La socia Maddalena Mognetti sente il traguardo farsi vicino e riprende vita, mentre io arranco pensando a quanto vorrei avere nello stomaco un panino e una birra invece di due datteri e un gel. Saliamo e c’è già qualche concorrente fermo, accasciato sui bastoni. Lo imito, mi fermo un attimo e sorrido in un ghigno di stanchezza. Alè! La cima è là e aspetta noi, ci chiamano e ci incitano, ancora un passo. Al Venezia non è finita, altra salitella per scollinare verso il Pisganino: ancora a uovo nel nulla e poi ecco molte formiche salire ordinate verso l’ultimissima fatica di giornata. Cortissima e lunghissima nello stesso tempo. Nevica. Non si vede nulla. Si scollina con gli sci in mano attaccati all’ennesima corda. Su gli sci, giù le pelli, discesa, l’ultima, finalmente un minimo di relax quando la visibilità migliora.

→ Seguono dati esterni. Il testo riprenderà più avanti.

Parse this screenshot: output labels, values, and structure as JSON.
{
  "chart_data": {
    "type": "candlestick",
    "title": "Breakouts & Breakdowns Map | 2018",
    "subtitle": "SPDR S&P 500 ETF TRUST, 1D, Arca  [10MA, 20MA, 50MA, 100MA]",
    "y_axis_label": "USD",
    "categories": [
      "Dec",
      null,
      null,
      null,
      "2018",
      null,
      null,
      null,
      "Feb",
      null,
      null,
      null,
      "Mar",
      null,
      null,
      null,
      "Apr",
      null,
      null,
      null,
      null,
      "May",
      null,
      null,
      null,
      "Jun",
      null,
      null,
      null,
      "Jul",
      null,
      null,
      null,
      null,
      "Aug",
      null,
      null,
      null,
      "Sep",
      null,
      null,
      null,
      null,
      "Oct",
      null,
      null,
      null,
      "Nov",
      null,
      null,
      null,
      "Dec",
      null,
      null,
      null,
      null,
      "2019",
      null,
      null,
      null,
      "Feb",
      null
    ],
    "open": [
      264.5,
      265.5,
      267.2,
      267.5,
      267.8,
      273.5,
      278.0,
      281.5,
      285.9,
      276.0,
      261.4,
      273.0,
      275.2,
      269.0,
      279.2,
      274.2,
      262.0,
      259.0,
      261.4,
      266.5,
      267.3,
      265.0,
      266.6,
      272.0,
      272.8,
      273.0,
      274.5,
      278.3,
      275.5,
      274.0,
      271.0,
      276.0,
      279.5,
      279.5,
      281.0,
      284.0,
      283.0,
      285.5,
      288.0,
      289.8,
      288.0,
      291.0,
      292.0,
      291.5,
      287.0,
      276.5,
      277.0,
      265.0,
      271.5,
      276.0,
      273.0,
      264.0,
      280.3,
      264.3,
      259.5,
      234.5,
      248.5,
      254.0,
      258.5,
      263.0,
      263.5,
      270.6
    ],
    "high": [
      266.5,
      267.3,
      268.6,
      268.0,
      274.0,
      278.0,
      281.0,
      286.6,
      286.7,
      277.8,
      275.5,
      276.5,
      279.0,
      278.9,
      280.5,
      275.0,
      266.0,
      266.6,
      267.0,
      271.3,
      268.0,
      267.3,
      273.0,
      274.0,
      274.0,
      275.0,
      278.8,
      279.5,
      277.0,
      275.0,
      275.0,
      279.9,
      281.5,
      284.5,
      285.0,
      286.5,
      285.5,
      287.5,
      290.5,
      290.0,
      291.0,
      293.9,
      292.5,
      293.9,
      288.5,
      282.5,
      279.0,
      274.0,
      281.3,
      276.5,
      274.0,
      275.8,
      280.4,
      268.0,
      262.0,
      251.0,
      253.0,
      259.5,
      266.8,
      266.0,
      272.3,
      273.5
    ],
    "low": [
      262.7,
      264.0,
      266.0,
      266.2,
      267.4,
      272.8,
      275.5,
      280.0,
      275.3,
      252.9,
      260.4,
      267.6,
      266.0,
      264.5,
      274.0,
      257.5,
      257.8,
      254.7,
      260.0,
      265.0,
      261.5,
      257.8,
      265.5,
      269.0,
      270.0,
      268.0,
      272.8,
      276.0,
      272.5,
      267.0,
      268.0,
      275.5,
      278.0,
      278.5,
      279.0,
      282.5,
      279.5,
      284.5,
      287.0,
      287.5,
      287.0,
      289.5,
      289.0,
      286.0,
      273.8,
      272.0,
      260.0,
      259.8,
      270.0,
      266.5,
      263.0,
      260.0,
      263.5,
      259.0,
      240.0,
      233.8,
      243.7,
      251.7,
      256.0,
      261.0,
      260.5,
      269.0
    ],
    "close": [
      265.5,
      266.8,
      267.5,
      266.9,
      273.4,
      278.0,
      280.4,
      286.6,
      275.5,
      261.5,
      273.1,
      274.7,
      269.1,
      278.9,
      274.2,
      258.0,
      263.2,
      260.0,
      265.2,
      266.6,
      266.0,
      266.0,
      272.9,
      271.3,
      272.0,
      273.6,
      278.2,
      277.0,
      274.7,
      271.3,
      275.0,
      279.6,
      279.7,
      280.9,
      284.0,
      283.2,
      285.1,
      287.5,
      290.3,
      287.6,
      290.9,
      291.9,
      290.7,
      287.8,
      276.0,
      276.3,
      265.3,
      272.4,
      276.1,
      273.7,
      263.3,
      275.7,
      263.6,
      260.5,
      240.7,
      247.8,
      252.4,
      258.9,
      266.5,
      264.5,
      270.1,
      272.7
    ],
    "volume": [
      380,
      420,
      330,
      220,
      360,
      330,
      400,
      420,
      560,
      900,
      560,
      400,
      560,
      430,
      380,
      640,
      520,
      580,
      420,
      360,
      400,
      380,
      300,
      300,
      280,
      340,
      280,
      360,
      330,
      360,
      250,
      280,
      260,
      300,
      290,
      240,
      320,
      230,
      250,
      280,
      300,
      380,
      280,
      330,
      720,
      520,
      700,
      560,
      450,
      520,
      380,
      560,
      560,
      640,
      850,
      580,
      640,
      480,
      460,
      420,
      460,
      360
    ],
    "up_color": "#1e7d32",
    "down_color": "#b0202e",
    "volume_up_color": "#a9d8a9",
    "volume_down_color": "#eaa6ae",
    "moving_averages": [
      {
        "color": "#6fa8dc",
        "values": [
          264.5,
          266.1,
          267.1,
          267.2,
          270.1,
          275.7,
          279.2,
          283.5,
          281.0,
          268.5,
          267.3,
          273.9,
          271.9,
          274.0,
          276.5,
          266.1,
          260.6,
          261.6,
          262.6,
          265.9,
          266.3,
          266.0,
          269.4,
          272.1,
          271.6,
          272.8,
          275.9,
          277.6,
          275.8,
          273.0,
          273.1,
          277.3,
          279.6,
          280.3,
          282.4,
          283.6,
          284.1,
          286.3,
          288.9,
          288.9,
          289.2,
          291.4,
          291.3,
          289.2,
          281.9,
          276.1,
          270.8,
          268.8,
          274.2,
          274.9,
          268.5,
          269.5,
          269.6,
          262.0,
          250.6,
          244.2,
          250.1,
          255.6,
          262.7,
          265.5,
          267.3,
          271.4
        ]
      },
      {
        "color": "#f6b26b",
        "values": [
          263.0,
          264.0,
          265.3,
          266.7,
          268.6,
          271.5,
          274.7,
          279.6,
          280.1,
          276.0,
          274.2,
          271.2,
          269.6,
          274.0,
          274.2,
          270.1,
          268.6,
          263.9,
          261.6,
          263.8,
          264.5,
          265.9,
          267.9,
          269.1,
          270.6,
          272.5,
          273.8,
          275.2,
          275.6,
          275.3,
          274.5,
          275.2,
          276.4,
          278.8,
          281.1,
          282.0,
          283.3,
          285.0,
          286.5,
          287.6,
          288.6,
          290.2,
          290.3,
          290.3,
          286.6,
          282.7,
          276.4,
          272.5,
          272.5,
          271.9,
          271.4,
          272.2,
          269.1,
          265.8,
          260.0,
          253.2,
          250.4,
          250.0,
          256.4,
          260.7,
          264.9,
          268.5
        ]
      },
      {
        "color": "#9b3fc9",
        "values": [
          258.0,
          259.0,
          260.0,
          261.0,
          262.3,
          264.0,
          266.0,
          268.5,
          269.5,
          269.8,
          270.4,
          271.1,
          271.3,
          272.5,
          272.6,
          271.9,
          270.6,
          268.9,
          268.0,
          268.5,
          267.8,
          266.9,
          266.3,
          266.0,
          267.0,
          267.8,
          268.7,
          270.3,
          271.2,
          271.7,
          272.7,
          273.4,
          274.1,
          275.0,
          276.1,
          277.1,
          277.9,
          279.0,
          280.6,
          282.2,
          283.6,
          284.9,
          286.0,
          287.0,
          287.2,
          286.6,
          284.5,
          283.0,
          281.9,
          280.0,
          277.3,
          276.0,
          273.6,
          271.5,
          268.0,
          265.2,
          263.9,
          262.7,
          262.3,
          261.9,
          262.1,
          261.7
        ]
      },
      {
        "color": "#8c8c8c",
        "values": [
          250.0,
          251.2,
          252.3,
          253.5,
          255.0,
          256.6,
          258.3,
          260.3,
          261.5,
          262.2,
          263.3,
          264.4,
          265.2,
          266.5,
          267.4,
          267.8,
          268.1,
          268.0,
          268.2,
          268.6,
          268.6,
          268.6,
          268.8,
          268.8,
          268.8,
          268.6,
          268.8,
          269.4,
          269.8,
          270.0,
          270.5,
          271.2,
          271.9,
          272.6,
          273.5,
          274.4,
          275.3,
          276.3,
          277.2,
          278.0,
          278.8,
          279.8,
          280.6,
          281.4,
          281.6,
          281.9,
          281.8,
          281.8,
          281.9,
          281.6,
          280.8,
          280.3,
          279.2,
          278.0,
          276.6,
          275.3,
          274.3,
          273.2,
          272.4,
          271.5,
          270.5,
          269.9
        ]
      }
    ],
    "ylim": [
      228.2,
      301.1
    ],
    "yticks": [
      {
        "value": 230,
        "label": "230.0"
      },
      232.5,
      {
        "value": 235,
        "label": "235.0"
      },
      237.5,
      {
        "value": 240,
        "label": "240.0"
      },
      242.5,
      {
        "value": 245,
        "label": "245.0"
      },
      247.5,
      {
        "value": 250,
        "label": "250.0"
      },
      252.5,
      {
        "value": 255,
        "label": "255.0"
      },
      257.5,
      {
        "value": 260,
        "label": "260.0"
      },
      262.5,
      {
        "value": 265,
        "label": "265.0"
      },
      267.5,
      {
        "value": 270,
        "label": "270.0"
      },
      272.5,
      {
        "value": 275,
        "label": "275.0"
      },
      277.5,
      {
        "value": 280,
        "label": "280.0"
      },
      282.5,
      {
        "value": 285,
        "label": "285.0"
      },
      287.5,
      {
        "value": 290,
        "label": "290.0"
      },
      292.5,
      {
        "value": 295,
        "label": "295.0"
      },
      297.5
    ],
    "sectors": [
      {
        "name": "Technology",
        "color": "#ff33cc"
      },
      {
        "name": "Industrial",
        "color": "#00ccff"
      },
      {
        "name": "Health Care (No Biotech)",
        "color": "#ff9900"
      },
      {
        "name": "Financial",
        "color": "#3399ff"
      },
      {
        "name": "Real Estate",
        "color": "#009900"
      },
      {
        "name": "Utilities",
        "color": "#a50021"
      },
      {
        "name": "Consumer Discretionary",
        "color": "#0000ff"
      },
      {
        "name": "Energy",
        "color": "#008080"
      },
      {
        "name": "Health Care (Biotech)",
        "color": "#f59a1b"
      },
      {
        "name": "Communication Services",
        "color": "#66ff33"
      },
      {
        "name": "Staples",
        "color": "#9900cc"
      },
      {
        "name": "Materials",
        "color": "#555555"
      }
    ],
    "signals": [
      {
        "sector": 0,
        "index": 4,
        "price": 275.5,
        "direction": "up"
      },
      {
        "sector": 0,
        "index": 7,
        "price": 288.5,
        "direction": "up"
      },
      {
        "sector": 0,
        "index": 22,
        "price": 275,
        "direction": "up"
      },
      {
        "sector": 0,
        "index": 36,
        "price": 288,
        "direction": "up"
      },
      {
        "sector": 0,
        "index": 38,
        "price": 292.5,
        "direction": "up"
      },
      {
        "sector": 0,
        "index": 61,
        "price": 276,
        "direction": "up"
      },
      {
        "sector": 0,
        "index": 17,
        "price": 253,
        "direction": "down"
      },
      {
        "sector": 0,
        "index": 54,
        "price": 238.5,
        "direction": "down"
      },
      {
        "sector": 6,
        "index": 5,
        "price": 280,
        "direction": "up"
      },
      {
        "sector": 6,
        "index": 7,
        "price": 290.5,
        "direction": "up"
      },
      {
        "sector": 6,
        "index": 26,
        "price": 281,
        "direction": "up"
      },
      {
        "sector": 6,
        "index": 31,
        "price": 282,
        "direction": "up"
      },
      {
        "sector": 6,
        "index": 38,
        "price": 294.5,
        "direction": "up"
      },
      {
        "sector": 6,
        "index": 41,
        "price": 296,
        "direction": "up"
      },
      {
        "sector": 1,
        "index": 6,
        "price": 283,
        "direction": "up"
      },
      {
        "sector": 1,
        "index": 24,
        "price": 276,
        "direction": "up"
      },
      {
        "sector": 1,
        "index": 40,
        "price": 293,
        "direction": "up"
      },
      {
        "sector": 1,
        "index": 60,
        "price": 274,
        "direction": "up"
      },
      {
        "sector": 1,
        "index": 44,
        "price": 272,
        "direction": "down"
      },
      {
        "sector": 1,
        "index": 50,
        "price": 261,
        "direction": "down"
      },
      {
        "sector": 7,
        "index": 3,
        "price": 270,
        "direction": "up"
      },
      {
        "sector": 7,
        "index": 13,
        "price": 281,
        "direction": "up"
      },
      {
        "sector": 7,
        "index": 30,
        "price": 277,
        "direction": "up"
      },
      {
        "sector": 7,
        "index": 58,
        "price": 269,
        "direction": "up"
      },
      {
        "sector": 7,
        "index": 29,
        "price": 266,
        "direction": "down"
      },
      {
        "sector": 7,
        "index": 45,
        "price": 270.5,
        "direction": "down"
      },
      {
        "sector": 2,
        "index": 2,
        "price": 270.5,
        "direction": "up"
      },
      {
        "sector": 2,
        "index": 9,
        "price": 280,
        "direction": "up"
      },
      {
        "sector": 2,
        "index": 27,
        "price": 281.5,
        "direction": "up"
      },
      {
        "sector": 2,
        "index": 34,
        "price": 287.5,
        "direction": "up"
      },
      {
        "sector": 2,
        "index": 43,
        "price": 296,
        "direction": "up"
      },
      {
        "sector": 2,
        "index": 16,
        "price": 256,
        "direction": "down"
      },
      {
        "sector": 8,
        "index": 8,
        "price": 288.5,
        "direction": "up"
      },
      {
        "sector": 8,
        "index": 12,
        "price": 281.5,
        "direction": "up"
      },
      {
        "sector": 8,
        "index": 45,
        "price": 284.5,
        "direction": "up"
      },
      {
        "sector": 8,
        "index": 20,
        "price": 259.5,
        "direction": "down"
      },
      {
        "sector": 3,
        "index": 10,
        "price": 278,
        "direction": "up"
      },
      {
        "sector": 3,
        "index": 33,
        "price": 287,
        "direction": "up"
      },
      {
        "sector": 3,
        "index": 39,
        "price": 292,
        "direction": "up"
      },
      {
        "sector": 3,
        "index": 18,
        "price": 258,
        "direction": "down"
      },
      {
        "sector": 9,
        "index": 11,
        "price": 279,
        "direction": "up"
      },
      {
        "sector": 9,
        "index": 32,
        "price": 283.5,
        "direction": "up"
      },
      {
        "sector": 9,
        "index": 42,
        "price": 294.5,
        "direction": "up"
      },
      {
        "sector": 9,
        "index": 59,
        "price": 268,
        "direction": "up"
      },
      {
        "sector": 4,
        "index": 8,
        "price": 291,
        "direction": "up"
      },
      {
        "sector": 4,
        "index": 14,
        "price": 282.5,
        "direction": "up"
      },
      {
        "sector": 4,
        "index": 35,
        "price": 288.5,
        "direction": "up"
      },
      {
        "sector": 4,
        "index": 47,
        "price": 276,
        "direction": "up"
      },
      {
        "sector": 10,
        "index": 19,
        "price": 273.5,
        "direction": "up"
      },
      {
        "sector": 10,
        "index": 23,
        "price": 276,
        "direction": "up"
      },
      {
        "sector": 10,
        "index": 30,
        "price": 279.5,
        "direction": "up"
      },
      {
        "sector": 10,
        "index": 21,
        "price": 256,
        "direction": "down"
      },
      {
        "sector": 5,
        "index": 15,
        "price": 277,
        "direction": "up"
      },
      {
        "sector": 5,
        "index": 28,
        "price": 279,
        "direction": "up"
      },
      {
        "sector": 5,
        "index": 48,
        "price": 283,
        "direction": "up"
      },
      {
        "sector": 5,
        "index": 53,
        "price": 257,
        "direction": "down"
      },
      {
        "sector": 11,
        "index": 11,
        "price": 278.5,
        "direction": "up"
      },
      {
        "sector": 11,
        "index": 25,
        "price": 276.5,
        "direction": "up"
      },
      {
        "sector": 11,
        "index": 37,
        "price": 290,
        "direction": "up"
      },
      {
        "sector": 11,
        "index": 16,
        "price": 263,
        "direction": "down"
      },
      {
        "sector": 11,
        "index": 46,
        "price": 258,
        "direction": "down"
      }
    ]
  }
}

La socia va dritta mentre io, come dice lei, mi perdo a fare un po’ di curve: neve bella poi neve dura, canalino ripido con gobbe, divertente, prendiamo due concorrenti e poi altri due, poi una coppia femminile: è la fine, perché significa che finita la neve, dovremo davvero correre come Forrest per non farci prendere.
Ruscello, boschetto rado con rami, sassi e pozze azzurrine.
A circa duemila metri di quota la striscia di neve finisce all’improvviso. Sci nello zaino, giù di corsa. Neve, sassi, fanghiglia. Mio papà tifoso a bordo stradina ci saluta e ci vede sparire. Sentierino nel bosco morbido di aghi. Divertente. Quanto manca? Arriva qualcuno dietro? Superiamo altri concorrenti. Da una radura si intravede il paese: lontano. Gambe di legno. Ma se caliamo ci prendono! Altra radura, neve, altri tifosi, fango, arbusti, non può mancare tanto eppure…dopo un tempo lunghissimo e molte preghiere alla socia podista per farla rallentare, ecco apparire la striscia di neve della pista. Momento di sollievo relativo, a uovo nella neve marcia. Dura poco, neve finita, di nuovo di corsa sulla ciclabile con gli scarponi che sbattono ovunque e gli sci che sballonzolano nello zaino. Ponticello in legno che avevo guardato molti mesi fa pensando a questo momento. I momenti poi arrivano sempre, a ognuno il suo. Curva a sinistra ed eccoci: arco del traguardo rosso come quello della partenza di questa mattina. La corsa è finita e le gambe pure.
L’Adamello è un posto speciale, e quello che penso rispetto a una gara come questa potete leggerlo nel mio articolo appena uscito su Orobie di aprile, specialmente nell’ultima parte.
Per tutto il resto…grande giornata, grande socia, grande soddisfazione e grandissimo mal di gambe!